On to Quentin and Penny. Quentin wakes up in a Centaur hospital which involves disturbing shitting (and a nurse who scoops it up and is more than a little disturbingly subservient) and wooden prosthetics. Penny also shows up because he wants some treatment for his cursed hands. Also he and Quentin continue to snarl at each other a lot (with Quentin being terrible).

Penny doesn’t get much help on account that the River Watcher is a very scary man and the Centaurs are duly terrified of his curses. That leaves Penny with one choice when his hands try to kill him: a lot of booze and Quentin with an axe

He now has no hands and there was a whole lot of screaming.

In the aftermath of that horribleness Quentin has spotted the White Beast which is one of Fillory’s questy creatures. Basically you hunt it down, shoot it and lo you get wishes. With the help of Penny’s magical coaching and a quick trip through the flying forest (Quenting thought this was a forest where the trees actually flied – but it’s really a forest that makes everyone completely stoned and is absolutely hilarious).

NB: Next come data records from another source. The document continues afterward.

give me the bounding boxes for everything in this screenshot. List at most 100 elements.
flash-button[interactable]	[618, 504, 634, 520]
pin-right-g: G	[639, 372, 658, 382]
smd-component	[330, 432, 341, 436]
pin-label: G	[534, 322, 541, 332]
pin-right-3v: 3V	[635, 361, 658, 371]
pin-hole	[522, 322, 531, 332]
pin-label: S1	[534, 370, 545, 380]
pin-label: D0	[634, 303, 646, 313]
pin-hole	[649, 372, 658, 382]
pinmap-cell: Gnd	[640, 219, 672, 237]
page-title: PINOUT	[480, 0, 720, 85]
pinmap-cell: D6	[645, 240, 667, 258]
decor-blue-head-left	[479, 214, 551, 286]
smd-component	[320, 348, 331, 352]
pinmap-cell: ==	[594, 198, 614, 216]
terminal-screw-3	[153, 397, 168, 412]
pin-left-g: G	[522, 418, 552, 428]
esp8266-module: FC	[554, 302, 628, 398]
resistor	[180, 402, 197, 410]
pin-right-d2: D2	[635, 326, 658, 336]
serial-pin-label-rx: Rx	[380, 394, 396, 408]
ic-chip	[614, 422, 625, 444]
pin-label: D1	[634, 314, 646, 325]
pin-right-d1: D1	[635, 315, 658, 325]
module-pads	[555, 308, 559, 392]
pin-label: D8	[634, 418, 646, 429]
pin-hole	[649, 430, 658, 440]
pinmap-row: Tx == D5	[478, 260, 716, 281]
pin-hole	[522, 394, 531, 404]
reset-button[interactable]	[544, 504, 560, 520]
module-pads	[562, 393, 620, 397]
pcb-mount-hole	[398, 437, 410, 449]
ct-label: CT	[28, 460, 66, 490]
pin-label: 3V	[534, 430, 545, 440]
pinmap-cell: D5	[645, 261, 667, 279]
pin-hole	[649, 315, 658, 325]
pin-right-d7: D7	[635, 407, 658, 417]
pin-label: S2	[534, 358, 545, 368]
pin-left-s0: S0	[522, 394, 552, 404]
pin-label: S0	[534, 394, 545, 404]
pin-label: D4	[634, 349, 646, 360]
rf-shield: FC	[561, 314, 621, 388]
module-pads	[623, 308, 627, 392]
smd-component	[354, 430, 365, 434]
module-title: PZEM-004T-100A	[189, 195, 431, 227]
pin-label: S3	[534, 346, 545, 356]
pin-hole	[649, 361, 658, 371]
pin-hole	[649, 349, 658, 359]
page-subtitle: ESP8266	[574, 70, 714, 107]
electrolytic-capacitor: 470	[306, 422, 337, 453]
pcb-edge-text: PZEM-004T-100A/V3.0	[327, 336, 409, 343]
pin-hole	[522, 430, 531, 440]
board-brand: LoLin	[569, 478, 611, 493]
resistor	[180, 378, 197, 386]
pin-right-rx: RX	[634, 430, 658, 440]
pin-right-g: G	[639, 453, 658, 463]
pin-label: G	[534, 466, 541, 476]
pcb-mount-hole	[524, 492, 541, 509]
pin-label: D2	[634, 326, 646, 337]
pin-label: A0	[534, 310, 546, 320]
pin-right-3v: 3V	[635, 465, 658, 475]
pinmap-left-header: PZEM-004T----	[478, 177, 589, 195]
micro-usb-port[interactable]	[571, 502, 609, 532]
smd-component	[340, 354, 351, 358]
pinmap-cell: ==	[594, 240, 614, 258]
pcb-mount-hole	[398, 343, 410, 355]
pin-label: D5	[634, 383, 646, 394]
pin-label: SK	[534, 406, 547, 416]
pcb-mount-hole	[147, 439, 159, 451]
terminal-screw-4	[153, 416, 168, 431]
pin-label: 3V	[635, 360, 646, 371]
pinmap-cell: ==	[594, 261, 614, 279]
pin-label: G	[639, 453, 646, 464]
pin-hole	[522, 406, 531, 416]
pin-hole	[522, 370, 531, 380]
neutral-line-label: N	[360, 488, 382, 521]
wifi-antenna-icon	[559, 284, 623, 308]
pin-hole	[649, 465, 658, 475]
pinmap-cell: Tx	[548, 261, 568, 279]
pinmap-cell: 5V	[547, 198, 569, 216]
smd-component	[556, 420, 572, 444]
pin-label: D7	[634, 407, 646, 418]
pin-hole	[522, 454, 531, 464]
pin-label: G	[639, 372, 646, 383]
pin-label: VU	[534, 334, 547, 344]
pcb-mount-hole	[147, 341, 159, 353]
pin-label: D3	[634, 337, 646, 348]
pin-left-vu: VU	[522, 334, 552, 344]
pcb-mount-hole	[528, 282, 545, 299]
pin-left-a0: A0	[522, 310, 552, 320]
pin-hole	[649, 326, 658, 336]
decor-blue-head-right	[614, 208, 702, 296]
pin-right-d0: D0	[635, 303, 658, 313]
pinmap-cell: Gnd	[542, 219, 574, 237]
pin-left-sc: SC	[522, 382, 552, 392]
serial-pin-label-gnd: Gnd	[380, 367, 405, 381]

This is also something a bonding experience between the two and eventually, maybe, they won’t hate each other. There also follows a lot of comments from Penny about how “hunting a white woman” has terrible connotations for a man of colour like himself which…. Yes is on point but this throw away joke is hardly commentary or noteworthy

Surprisingly they do actually find and shoot the White Beast and get 2 wishes and a whole lot of snark (turns out wishing creatures don’t like being shot). Penny gets his hands back. And Quentin… doesn’t get Alice back. Because magic can’t raise the dead. (The genie on Aladdin told us so).

So the beast asks what Quentin wants. And Magicians hits that darkness it actually does occasionally well when it’s not trying for scatological humour and rape: the bleakness of magic not being that wonderful

Because Quentin has everything he ever wished for. Magic is real. He met an amazing woman who loved him. He went to Fillory as he always dreamed ad now lives there

And it’s all terrible. Everything is awful. So he makes a wish –to go home. Back to the real world; no magic, just safe mundanity. At least he was wise enough not to wish to be happy by having his memories of Alice taken: because, as the White Beast tells him, eventually he would return to sadness. Because BLEAK.



Oh and am I the only one who finds it bizarre that a show that has at least some nudity and a whole lot of rape and violence draws the line at saying the word "fuck"?